Il y a du Messmer chez Christian Dubé...
Personne ne doute de sa bonne foi. N’empêche qu’il y a du Messmer chez Christian Dubé. Souvent, le ministre de la Santé semble hypnotiser les Québécois en leur jurant que, bientôt, le réseau public ira mieux...
Idem pour l’annonce de ses deux « top guns » à la tête de sa nouvelle agence, Santé Québec. Issue du privé, Geneviève Biron en est la patronne. Ex-PDG du CIUSSS du Nord-de-l’Île-de-Montréal et PDG du CHUM, Frédéric Abergel est son vice-président directeur aux opérations.
Pour « shaker » les colonnes du temple, il les présente stratégiquement comme son duo de choc privé-public. Un genre de yin et yang de la Santé. Un sain scepticisme est néanmoins de mise.
Car derrière l’image, il y a le réel. Un réseau de 330 000 employés, et 9 CIUSSS et 13 CISSS chargés de gérer d’immenses territoires et une multitude d’établissements disparates de soins et services sociaux.
Bref, un réseau public toujours aussi éléphantesque, ultracentralisé par les réformes Barrette, hospitalocentriste à l’os, hyperbureaucratisé et en pénurie de main-d’oeuvre.
Ce réseau public, comme par hasard, est d’ailleurs de plus en plus vampirisé par un réseau privé parallèle qui, jusqu’ici, n’a rien fait pour désengorger le public. La définition parfaite d’un cercle vicieux.
Il reste donc à voir si ce duo privé-public fera partie de la solution ou s’il accentuera ce même problème dont chacun a fait partie.
PRODUIT DU PRIVÉ
Nonobstant ses qualités reconnues, Geneviève Biron, patronne jusqu’en 2021 de Biron Groupe Santé (BGS), est un pur produit de l’entrepreneuriat privé en santé. Fondé en 1952 par son père et dirigé maintenant par sa soeur, BGS ratisse large.
Avec ses 120 points de service et 800 employés, il comprend des laboratoires d’analyse de prélèvements. Des soins pour l’apnée du sommeil, la santé sexuelle et les allergies. Une gamme complète de tests d’imagerie médicale. Vaccination. Tests génétiques. Soins infirmiers. Etc.
Pour les gens ayant les moyens ou des assurances privées pour se les offrir parce que ces services coûtent cher, l’« expérience client » y est sûrement impeccable.
Parce qu’au privé payant, la vraie finalité de la qualité et rapidité des services est la profitabilité financière des opérations. C’est un business. Si le service est pourri, le client ne reviendra pas.

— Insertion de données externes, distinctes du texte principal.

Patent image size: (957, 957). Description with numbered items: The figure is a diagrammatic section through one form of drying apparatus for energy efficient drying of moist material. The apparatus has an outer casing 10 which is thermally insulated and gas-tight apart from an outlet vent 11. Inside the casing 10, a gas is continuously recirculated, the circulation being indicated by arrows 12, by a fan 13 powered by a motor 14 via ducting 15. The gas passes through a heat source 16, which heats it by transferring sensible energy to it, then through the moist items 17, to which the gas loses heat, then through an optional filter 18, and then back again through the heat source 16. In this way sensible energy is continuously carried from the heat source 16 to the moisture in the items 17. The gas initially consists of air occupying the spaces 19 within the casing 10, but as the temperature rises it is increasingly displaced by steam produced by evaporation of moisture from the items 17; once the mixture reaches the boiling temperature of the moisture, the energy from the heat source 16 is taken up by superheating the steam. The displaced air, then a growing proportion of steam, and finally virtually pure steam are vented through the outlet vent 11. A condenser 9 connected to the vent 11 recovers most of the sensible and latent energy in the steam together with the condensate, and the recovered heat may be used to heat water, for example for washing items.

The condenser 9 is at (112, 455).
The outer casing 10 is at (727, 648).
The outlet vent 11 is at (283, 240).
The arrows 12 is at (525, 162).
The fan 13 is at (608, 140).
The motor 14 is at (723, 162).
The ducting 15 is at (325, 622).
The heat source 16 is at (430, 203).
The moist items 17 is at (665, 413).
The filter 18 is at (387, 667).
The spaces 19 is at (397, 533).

Or, la finalité du réseau public n’est pas de faire de l’argent. C’est d’investir celui des Québécois pour leur offrir des services non pas selon leurs revenus personnels, mais selon leurs besoins.
DEUX CULTURES AUX ANTIPODES
À coups de compressions et de réformes débilitantes, le réseau public a toutefois fini par échouer. Il n’en reste pas moins qu’en santé, le privé et le public sont deux « cultures » aux antipodes l’une de l’autre. Mme Biron saura-t-elle les réconcilier ? Bien malins les devins.
Issu des hautes sphères d’un réseau
public détraqué, Frédéric Abergel saura-t-il s’extirper de ses réflexes de technocrate au service de la machine ? Là aussi, c’est à voir.
Une seule chose est sûre. Avec l’approbation de nos gouvernements, l’ascension d’un marché privé lucratif de soins et services sociaux, payés par les fonds publics ou de la poche de « clients » mieux nantis, se poursuivra.
La promesse d’un réseau public universel, accessible et gratuit, est d’ailleurs rompue depuis belle lurette. Le saut de Mme Biron du privé au public montre à quel point, au Québec, ils sont même devenus des vases communicants.
On dit qu’il faut laisser la chance aux coureurs. Soit. Personne n’espère qu’ils échouent. De toute manière, les Québécois n’ont pas le choix.
Habitués à attendre aux urgences et partout dans le réseau, ils devront aussi attendre pour voir si les résultats seront ou non au rendez-vous.